Data Analytics

This page mostly summarizes information from TechTarget.com, but it also using material from Wikipedia and other online resources.

In an attempt to be as scientific as possible, thus making the data more useful and the reports more credible, phrasing may be used that some people will find disconcerting. If the statistical terminology used on this site has you confused, then this page may help you to understand what the terms mean and why they are important.

The analysis, herein, will focus on the quantitative, that is, data which deals with numbers and can be measured. At this time, there is no purely qualitative analysis on data, that which deals with descriptions and can not be physically measured (such as opinions).

Data analytics (DA) is the science of examining raw data with the purpose of drawing conclusions about that information. It is used to allow organizations to make better business decisions and in the sciences to verify or disprove existing models or theories. Data analytics focuses on inference, the process of deriving a conclusion based solely on what is already known by the researcher.

The science is generally divided into exploratory data analysis (EDA), where new features in the data are discovered, and confirmatory data analysis (CDA), where existing hypotheses are proven true or false. Qualitative data analysis (QDA) is used in the social sciences to draw conclusions from non-numerical data like words, photographs or video.

(More from source)

Terminology

Data is information that has been translated into a form that is more convenient to move or process. It is acceptable for the term "data" to be used as either a singular or a plural subject.

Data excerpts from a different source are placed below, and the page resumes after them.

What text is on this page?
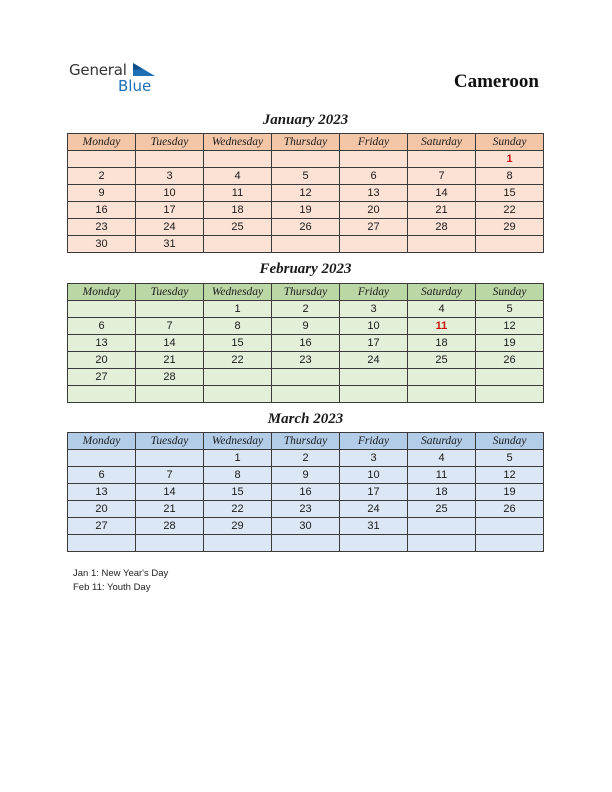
General
Blue	Cameroon
January 2023
Monday	Tuesday	Wednesday	Thursday	Friday	Saturday	Sunday
						1
2	3	4	5	6	7	8
9	10	11	12	13	14	15
16	17	18	19	20	21	22
23	24	25	26	27	28	29
30	31					
February 2023
Monday	Tuesday	Wednesday	Thursday	Friday	Saturday	Sunday
		1	2	3	4	5
6	7	8	9	10	11	12
13	14	15	16	17	18	19
20	21	22	23	24	25	26
27	28					

March 2023
Monday	Tuesday	Wednesday	Thursday	Friday	Saturday	Sunday
		1	2	3	4	5
6	7	8	9	10	11	12
13	14	15	16	17	18	19
20	21	22	23	24	25	26
27	28	29	30	31		

Jan 1: New Year's Day
Feb 11: Youth Day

Data mining is sorting through data to identify patterns and establish relationships. Parameters include:

  • Association - looking for patterns where one event is connected to another event.
  • Sequence or path analysis - looking for patterns where one event leads to another later event.
  • Classification - looking for new patterns. (May result in a change in the way the data is organized.)
  • Clustering - finding and visually documenting groups of facts not previously known.
  • Forecasting - discovering patterns in data that can lead to reasonable predictions about the future. (This area of data mining is known as predictive analytics.)

Data sampling is a statistical analysis technique used to select, manipulate and analyze a representative subset of data points in order to identify patterns and trends in the larger data set being examined. It allows work with a smaller, more manageable amount of data. Though, samples are best drawn from data sets that are as large and close to complete as possible. [Sampling is not an issue for us.]

Data set is a named collection of data (file) that contains individual data units organized (formatted) in a specific way and accessed by a specific access method that is based on the data set organization (such as: sequential, relative sequential, indexed sequential, and partitioned).

Null hypothesis a term used in inferential statistics which usually refers to a general statement or default position that there is no relationship between two measured phenomena (or no difference among groups). Rejecting or disproving the null hypothesis and thus concluding that there is a relationship between two phenomena (e.g. that a potential treatment has a measurable effect is a central task in the modern practice of science, and gives a precise criterion for rejecting a hypothesis. The null hypothesis is generally assumed to be true until evidence indicates otherwise.

Statistical analysis is a component of data analytics which involves collecting and scrutinizing large amounts of data to discover underlying patterns and trends. Statistical analysis can be broken down into five discrete steps, as follows:

  • Describe the nature of the data to be analyzed.
  • Explore the relation of the data to the underlying population.
  • Create a model to summarize understanding of how the data relates to the underlying population.
  • Prove (or disprove) the validity of the model.
  • Employ predictive analytics to run scenarios that will help guide future actions.

Statistics is the study of the collection, analysis, interpretation, presentation, and organization of data.